Hoje, 150 anos depois, a situação pode não ser muito diferente em alguns aspectos. Além de conduzirem suas carreiras, muitas mulheres acumulam trabalho doméstico, cuidados com a família, estudo e desenvolvimento profissional e, conseqüentemente, acabam sendo suscetíveis a altos níveis de estresse.

O universo feminino com certeza tem sido drasticamente modificado ao longo dos anos, tanto no trabalho, quanto na família. "Diante de tantas demandas, o stress tem se agravado e aparece como um vilão implacável para a saúde e a qualidade de vida da mulher", opina Sâmia Simurro, psicóloga e vice-presidente da Associação Brasileira de Qualidade de Vida (ABQV).

"A impressão que se tem é que, 'características femininas' não 'combinam' com o mercado dos negócios", acrescenta. O resultado é a constatação feita pelos profissionais de saúde de que o problema do estresse na mulher está mais intenso e grave do que no homem. Em uma pesquisa, por exemplo, da Pontifícia Universidade Católica (PUC) publicada recentemente, 91% das mulheres se declararam estressadas.

Mudança

Sâmia cita o consultor norte-americano Tom Peters para orientar o que as empresas devem fazer para reduzir o stress das profissionais e obter melhores resultados: "A mulher está perdendo justamente o que coloca como vantagem competitiva. Melhorar e humanizar o ambiente de trabalho para que os profissionais sintam-se mais saudáveis, respeitados, motivados e produtivos tem sido a preocupação de algumas grandes empresas, por meio dos programas de qualidade de vida que começam a ser desenvolvidos".

Para ela, esta é uma decisão estratégica de melhoria da motivação, criatividade e produtividade dos funcionários. "Hoje, uma empresa que quer reter seus melhores talentos e aumentar o lucro precisa investir no bem estar de seus colaboradores", diz.

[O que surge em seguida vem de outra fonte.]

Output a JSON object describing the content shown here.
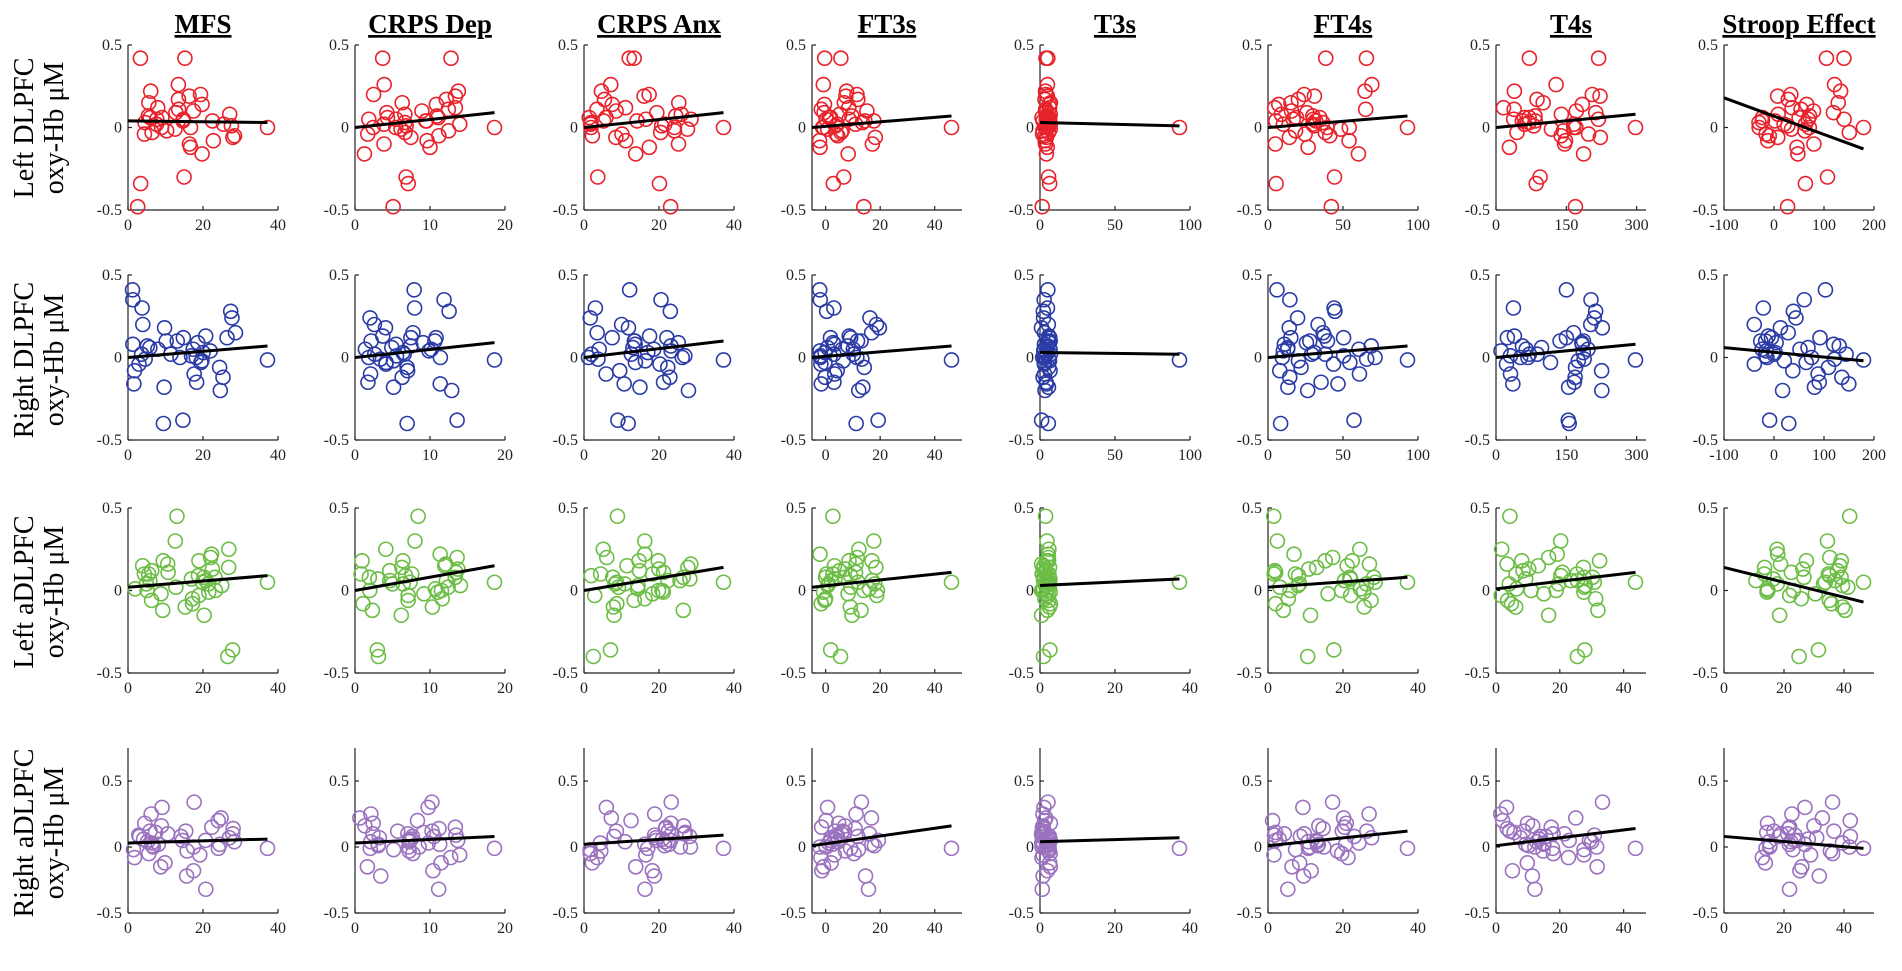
{
  "chart_data": {
    "type": "scatter",
    "columns": [
      {
        "title": "MFS",
        "xlim": [
          0,
          40
        ],
        "xticks": [
          0,
          20,
          40
        ]
      },
      {
        "title": "CRPS Dep",
        "xlim": [
          0,
          20
        ],
        "xticks": [
          0,
          10,
          20
        ]
      },
      {
        "title": "CRPS Anx",
        "xlim": [
          0,
          40
        ],
        "xticks": [
          0,
          20,
          40
        ]
      },
      {
        "title": "FT3s",
        "xlim": [
          -5,
          50
        ],
        "xticks": [
          0,
          20,
          40
        ]
      },
      {
        "title": "T3s",
        "xlim": [
          0,
          100
        ],
        "xticks": [
          0,
          50,
          100
        ]
      },
      {
        "title": "FT4s",
        "xlim": [
          0,
          100
        ],
        "xticks": [
          0,
          50,
          100
        ]
      },
      {
        "title": "T4s",
        "xlim": [
          0,
          320
        ],
        "xticks": [
          0,
          150,
          300
        ]
      },
      {
        "title": "Stroop Effect",
        "xlim": [
          -100,
          200
        ],
        "xticks": [
          -100,
          0,
          100,
          200
        ]
      }
    ],
    "rows": [
      {
        "label_line1": "Left DLPFC",
        "label_line2": "oxy-Hb μM",
        "color": "#e8222b",
        "ylim": [
          -0.5,
          0.5
        ],
        "yticks": [
          -0.5,
          0,
          0.5
        ],
        "ytick_labels": [
          "-0.5",
          "0",
          "0.5"
        ],
        "fits": [
          [
            0.04,
            0.03
          ],
          [
            0.0,
            0.09
          ],
          [
            0.0,
            0.09
          ],
          [
            0.0,
            0.07
          ],
          [
            0.03,
            0.01
          ],
          [
            0.0,
            0.07
          ],
          [
            0.0,
            0.08
          ],
          [
            0.18,
            -0.13
          ]
        ],
        "xmaxes": [
          40,
          20,
          40,
          50,
          100,
          100,
          320,
          200
        ]
      },
      {
        "label_line1": "Right DLPFC",
        "label_line2": "oxy-Hb μM",
        "color": "#2b3ba6",
        "ylim": [
          -0.5,
          0.5
        ],
        "yticks": [
          -0.5,
          0,
          0.5
        ],
        "ytick_labels": [
          "-0.5",
          "0",
          "0.5"
        ],
        "fits": [
          [
            0.0,
            0.07
          ],
          [
            0.0,
            0.09
          ],
          [
            0.0,
            0.1
          ],
          [
            0.0,
            0.07
          ],
          [
            0.03,
            0.02
          ],
          [
            0.0,
            0.07
          ],
          [
            0.0,
            0.08
          ],
          [
            0.06,
            -0.02
          ]
        ],
        "xmaxes": [
          40,
          20,
          40,
          50,
          100,
          100,
          320,
          200
        ]
      },
      {
        "label_line1": "Left aDLPFC",
        "label_line2": "oxy-Hb μM",
        "color": "#6cbd45",
        "ylim": [
          -0.5,
          0.5
        ],
        "yticks": [
          -0.5,
          0,
          0.5
        ],
        "ytick_labels": [
          "-0.5",
          "0",
          "0.5"
        ],
        "fits": [
          [
            0.02,
            0.09
          ],
          [
            0.0,
            0.15
          ],
          [
            0.0,
            0.14
          ],
          [
            0.02,
            0.11
          ],
          [
            0.03,
            0.07
          ],
          [
            0.02,
            0.08
          ],
          [
            0.01,
            0.11
          ],
          [
            0.14,
            -0.07
          ]
        ],
        "xmaxes": [
          40,
          20,
          40,
          50,
          40,
          40,
          47,
          0
        ]
      },
      {
        "label_line1": "Right aDLPFC",
        "label_line2": "oxy-Hb μM",
        "color": "#9a72bf",
        "ylim": [
          -0.5,
          0.75
        ],
        "yticks": [
          -0.5,
          0,
          0.5
        ],
        "ytick_labels": [
          "-0.5",
          "0",
          "0.5"
        ],
        "fits": [
          [
            0.03,
            0.06
          ],
          [
            0.03,
            0.08
          ],
          [
            0.02,
            0.09
          ],
          [
            0.01,
            0.16
          ],
          [
            0.04,
            0.07
          ],
          [
            0.01,
            0.12
          ],
          [
            0.01,
            0.14
          ],
          [
            0.08,
            -0.01
          ]
        ],
        "xmaxes": [
          40,
          20,
          40,
          50,
          40,
          40,
          47,
          0
        ]
      }
    ],
    "row_xaxes": [
      [
        [
          0,
          40
        ],
        [
          0,
          20
        ],
        [
          0,
          40
        ],
        [
          -5,
          50
        ],
        [
          0,
          100
        ],
        [
          0,
          100
        ],
        [
          0,
          320
        ],
        [
          -100,
          200
        ]
      ],
      [
        [
          0,
          40
        ],
        [
          0,
          20
        ],
        [
          0,
          40
        ],
        [
          -5,
          50
        ],
        [
          0,
          100
        ],
        [
          0,
          100
        ],
        [
          0,
          320
        ],
        [
          -100,
          200
        ]
      ],
      [
        [
          0,
          40
        ],
        [
          0,
          20
        ],
        [
          0,
          40
        ],
        [
          -5,
          50
        ],
        [
          0,
          40
        ],
        [
          0,
          40
        ],
        [
          0,
          47
        ],
        [
          0,
          50
        ]
      ],
      [
        [
          0,
          40
        ],
        [
          0,
          20
        ],
        [
          0,
          40
        ],
        [
          -5,
          50
        ],
        [
          0,
          40
        ],
        [
          0,
          40
        ],
        [
          0,
          47
        ],
        [
          0,
          50
        ]
      ]
    ],
    "row_xticks": [
      [
        [
          0,
          20,
          40
        ],
        [
          0,
          10,
          20
        ],
        [
          0,
          20,
          40
        ],
        [
          0,
          20,
          40
        ],
        [
          0,
          50,
          100
        ],
        [
          0,
          50,
          100
        ],
        [
          0,
          150,
          300
        ],
        [
          -100,
          0,
          100,
          200
        ]
      ],
      [
        [
          0,
          20,
          40
        ],
        [
          0,
          10,
          20
        ],
        [
          0,
          20,
          40
        ],
        [
          0,
          20,
          40
        ],
        [
          0,
          50,
          100
        ],
        [
          0,
          50,
          100
        ],
        [
          0,
          150,
          300
        ],
        [
          -100,
          0,
          100,
          200
        ]
      ],
      [
        [
          0,
          20,
          40
        ],
        [
          0,
          10,
          20
        ],
        [
          0,
          20,
          40
        ],
        [
          0,
          20,
          40
        ],
        [
          0,
          20,
          40
        ],
        [
          0,
          20,
          40
        ],
        [
          0,
          20,
          40
        ],
        [
          0,
          20,
          40
        ]
      ],
      [
        [
          0,
          20,
          40
        ],
        [
          0,
          10,
          20
        ],
        [
          0,
          20,
          40
        ],
        [
          0,
          20,
          40
        ],
        [
          0,
          20,
          40
        ],
        [
          0,
          20,
          40
        ],
        [
          0,
          20,
          40
        ],
        [
          0,
          20,
          40
        ]
      ]
    ],
    "row_xtick_labels": [
      [
        [
          "0",
          "20",
          "40"
        ],
        [
          "0",
          "10",
          "20"
        ],
        [
          "0",
          "20",
          "40"
        ],
        [
          "0",
          "20",
          "40"
        ],
        [
          "0",
          "50",
          "100"
        ],
        [
          "0",
          "50",
          "100"
        ],
        [
          "0",
          "150",
          "300"
        ],
        [
          "-100",
          "0",
          "100",
          "200"
        ]
      ],
      [
        [
          "0",
          "20",
          "40"
        ],
        [
          "0",
          "10",
          "20"
        ],
        [
          "0",
          "20",
          "40"
        ],
        [
          "0",
          "20",
          "40"
        ],
        [
          "0",
          "50",
          "100"
        ],
        [
          "0",
          "50",
          "100"
        ],
        [
          "0",
          "150",
          "300"
        ],
        [
          "-100",
          "0",
          "100",
          "200"
        ]
      ],
      [
        [
          "0",
          "20",
          "40"
        ],
        [
          "0",
          "10",
          "20"
        ],
        [
          "0",
          "20",
          "40"
        ],
        [
          "0",
          "20",
          "40"
        ],
        [
          "0",
          "20",
          "40"
        ],
        [
          "0",
          "20",
          "40"
        ],
        [
          "0",
          "20",
          "40"
        ],
        [
          "0",
          "20",
          "40"
        ]
      ],
      [
        [
          "0",
          "20",
          "40"
        ],
        [
          "0",
          "10",
          "20"
        ],
        [
          "0",
          "20",
          "40"
        ],
        [
          "0",
          "20",
          "40"
        ],
        [
          "0",
          "20",
          "40"
        ],
        [
          "0",
          "20",
          "40"
        ],
        [
          "0",
          "20",
          "40"
        ],
        [
          "0",
          "20",
          "40"
        ]
      ]
    ],
    "y_values_row1": [
      0.05,
      0.0,
      -0.04,
      0.12,
      0.26,
      0.42,
      -0.34,
      0.02,
      0.1,
      -0.01,
      0.06,
      -0.08,
      0.2,
      0.42,
      -0.3,
      0.05,
      -0.16,
      0.15,
      -0.12,
      0.04,
      0.22,
      -0.48,
      0.08,
      -0.06,
      0.03,
      0.17,
      0.01,
      -0.03,
      0.09,
      -0.1,
      0.14,
      0.0,
      0.06,
      -0.05,
      0.11,
      0.02,
      0.19,
      -0.02,
      0.07,
      0.04
    ],
    "y_values_row2": [
      0.05,
      -0.03,
      0.12,
      0.3,
      0.41,
      -0.38,
      0.0,
      0.08,
      -0.15,
      0.2,
      0.02,
      -0.18,
      0.1,
      -0.02,
      0.24,
      -0.12,
      0.06,
      0.35,
      -0.06,
      0.15,
      -0.2,
      0.04,
      0.01,
      0.12,
      -0.08,
      0.18,
      0.0,
      -0.04,
      0.09,
      0.02,
      -0.4,
      0.28,
      -0.1,
      0.07,
      0.03,
      0.13,
      -0.16,
      0.05,
      -0.01,
      0.1
    ],
    "y_values_row3": [
      0.02,
      0.1,
      -0.05,
      0.18,
      0.45,
      -0.4,
      0.06,
      0.12,
      -0.1,
      0.3,
      0.0,
      0.22,
      0.08,
      -0.15,
      0.15,
      0.04,
      -0.02,
      0.25,
      0.09,
      -0.36,
      0.05,
      0.14,
      -0.06,
      0.2,
      0.01,
      0.11,
      -0.08,
      0.16,
      0.03,
      0.07,
      -0.12,
      0.1,
      0.0,
      0.18,
      -0.03,
      0.06,
      0.13,
      -0.01,
      0.08,
      0.04
    ],
    "y_values_row4": [
      0.05,
      -0.02,
      0.12,
      0.2,
      0.34,
      -0.32,
      0.0,
      0.08,
      -0.15,
      0.25,
      0.02,
      0.16,
      -0.08,
      0.1,
      0.04,
      -0.22,
      0.14,
      0.3,
      0.06,
      -0.05,
      0.18,
      0.01,
      -0.12,
      0.09,
      0.03,
      0.22,
      -0.03,
      0.12,
      0.0,
      0.07,
      -0.18,
      0.15,
      0.05,
      -0.01,
      0.1,
      0.02,
      -0.06,
      0.11,
      0.04,
      0.08
    ]
  }
}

Segundo ela, não se discute que a diferença entre os sexos são complementares e não excludentes. Assim, enquanto um é mais focado a uma ação específica, o outro opera mais com múltiplas escolhas. "Quando se agrega essas diferenças, acrescenta-se ao produto - além da iniciativa, objetividade e realização atribuídas aos homens - outros valores igualmente fundamentais, como a força da sensibilidade, qualidade na comunicação e integração, próprias da mulher", completa Sâmia.

A ABQV foi fundada em 1995 por empresas e profissionais de diversas áreas ligadas à Qualidade de Vida, com o interesse de desenvolver novos valores e crenças dentro dos ambientes de trabalho. É uma entidade sem fins lucrativos, que busca aperfeiçoar as relações interpessoais e manter um ambiente organizacional sadio e solidário.